The Unique Clinical Features and Outcome of Infectious Endocarditis and Vertebral Osteomyelitis Co-infection

Mattew Koslow 1 Rafael Kuperstein 3,5 Iris Eshet 2,5 Marina Perlman 4,5 Elad Maor 3 Yeheskel Sidi 1
1Internal Medicine, Sheba Medical Center, Ramat Gan
2Department of Diagnostic Imaging, Sheba Medical Center, Ramat Gan
3The Leviev Heart Center, Sheba Medical Center, Ramat Gan
4Department of Pathology, Chaim Sheba Medical Center, Ramat Gan
5Tel Aviv University, Sackler School of Medicine, Tel-Aviv

Objective: The clinical significance of vertebral osteomyelitis (VO) and infectious endocarditis (IE) co-infection is unclear.  This study investigates the rate, clinical features and outcome of vertebral osteomyelitis with and without concomitant infectious endocarditis.

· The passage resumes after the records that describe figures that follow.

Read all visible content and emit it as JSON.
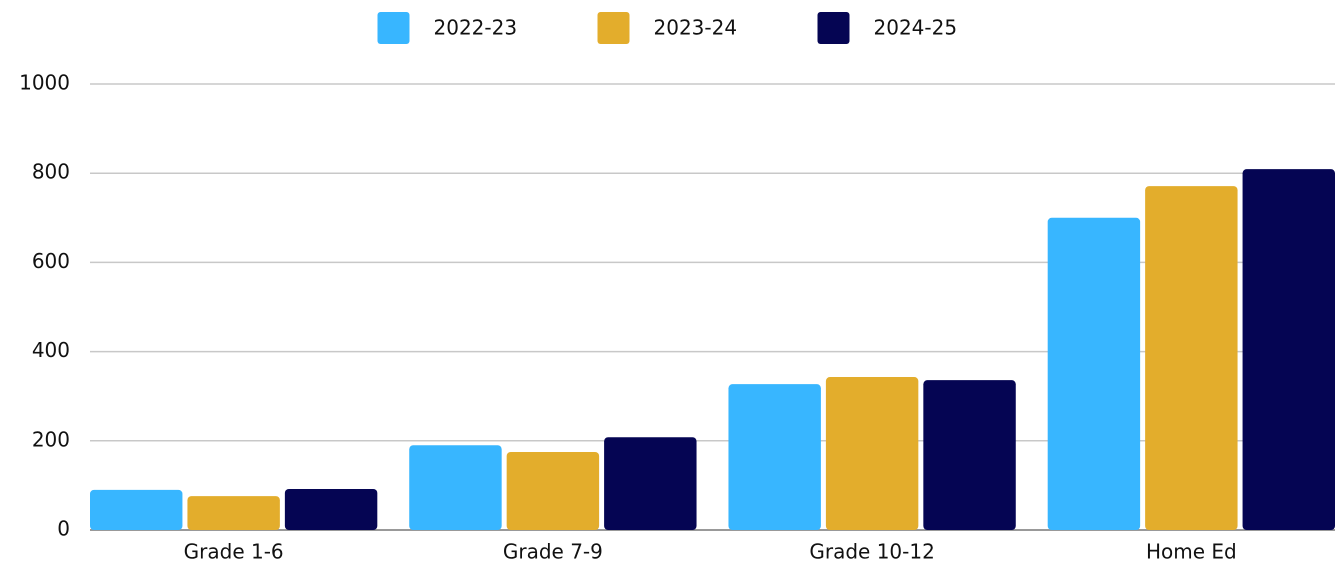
{
  "chart_data": {
    "type": "bar",
    "categories": [
      "Grade 1-6",
      "Grade 7-9",
      "Grade 10-12",
      "Home Ed"
    ],
    "series": [
      {
        "name": "2022-23",
        "color": "#38b6ff",
        "values": [
          90,
          190,
          327,
          700
        ]
      },
      {
        "name": "2023-24",
        "color": "#e3ad2c",
        "values": [
          76,
          175,
          343,
          771
        ]
      },
      {
        "name": "2024-25",
        "color": "#050553",
        "values": [
          92,
          208,
          336,
          809
        ]
      }
    ],
    "ylim": [
      0,
      1000
    ],
    "yticks": [
      0,
      200,
      400,
      600,
      800,
      1000
    ],
    "grid": true,
    "legend": "top"
  }
}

Methods: A retrospective study of all cases of osteomyelitis with spinal imaging (n=176), from January 2007 to April 2013, who were diagnosed as vertebral osteomyelitis.  Sixty-two patients with spontaneous vertebral osteomyelitis (VO) were identified after excluding post-surgical, decubitus ulcers and spinal metastases.  Seventeen (27%) were identified with concomitant infectious endocarditis (IE).

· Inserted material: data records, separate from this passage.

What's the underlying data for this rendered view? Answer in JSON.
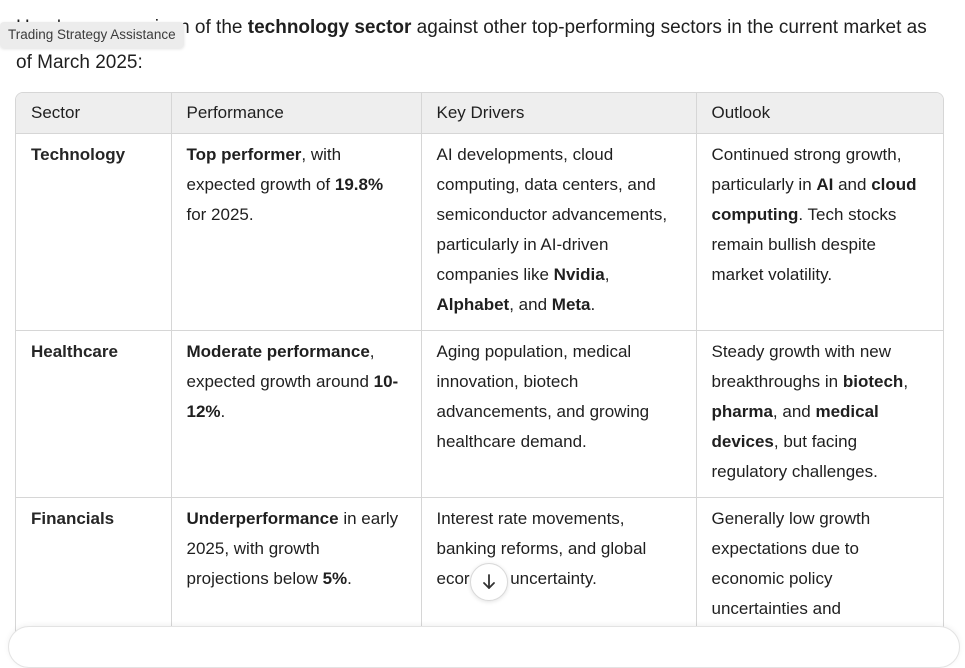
{
  "intro": {
    "prefix": "Here's a comparison of the ",
    "bold": "technology sector",
    "suffix": " against other top-performing sectors in the current market as of March 2025:"
  },
  "tooltip": "Trading Strategy Assistance",
  "table": {
    "headers": [
      "Sector",
      "Performance",
      "Key Drivers",
      "Outlook"
    ],
    "rows": [
      {
        "sector": "Technology",
        "performance": {
          "b1": "Top performer",
          "t1": ", with expected growth of ",
          "b2": "19.8%",
          "t2": " for 2025."
        },
        "drivers": {
          "t1": "AI developments, cloud computing, data centers, and semiconductor advancements, particularly in AI-driven companies like ",
          "b1": "Nvidia",
          "t2": ", ",
          "b2": "Alphabet",
          "t3": ", and ",
          "b3": "Meta",
          "t4": "."
        },
        "outlook": {
          "t1": "Continued strong growth, particularly in ",
          "b1": "AI",
          "t2": " and ",
          "b2": "cloud computing",
          "t3": ". Tech stocks remain bullish despite market volatility."
        }
      },
      {
        "sector": "Healthcare",
        "performance": {
          "b1": "Moderate performance",
          "t1": ", expected growth around ",
          "b2": "10-12%",
          "t2": "."
        },
        "drivers": {
          "t1": "Aging population, medical innovation, biotech advancements, and growing healthcare demand."
        },
        "outlook": {
          "t1": "Steady growth with new breakthroughs in ",
          "b1": "biotech",
          "t2": ", ",
          "b2": "pharma",
          "t3": ", and ",
          "b3": "medical devices",
          "t4": ", but facing regulatory challenges."
        }
      },
      {
        "sector": "Financials",
        "performance": {
          "b1": "Underperformance",
          "t1": " in early 2025, with growth projections below ",
          "b2": "5%",
          "t2": "."
        },
        "drivers": {
          "t1": "Interest rate movements, banking reforms, and global ecor",
          "t2": "ic uncertainty."
        },
        "outlook": {
          "t1": "Generally low growth expectations due to economic policy uncertainties and"
        }
      }
    ]
  },
  "icons": {
    "scroll_down": "arrow-down-icon"
  }
}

Results: All patients presented with back pain and 59% were diagnosed with IE subsequent to VO. Distinguishing features among the co-infection group include the increased use of TEE (94% vs 58%, p=0.004), predisposing cardiac conditions (59% vs 16%, p= 0.001) and gram-positive bacteremia, of which Streptococcus sp. and Enterococcus sp. were more common (35% vs 11%, p=0.026).  Adverse neurologic events were significantly increased in the co-infection group (59% vs 22%, p=0.006).  On transesophageal echocardiography, 88% of co-infection patients had highly mobile vegetations, 9 of which measured 10mm or more.  The overall mortality was 41% and 29% in the co-infection and lone VO groups, respectively (p=0.356). One-year mortality was identical for both groups at 24%, (p=0.999) and higher than previously reported (11.3% for lone VO)1.

Conclusions: Patients with VO, in which IE is not excluded, are at increased risk for adverse neurologic events and mortality.  The prompt diagnosis of IE, and associated high-risk features that may benefit from surgical intervention, require early evaluation by transesophageal echocardiography.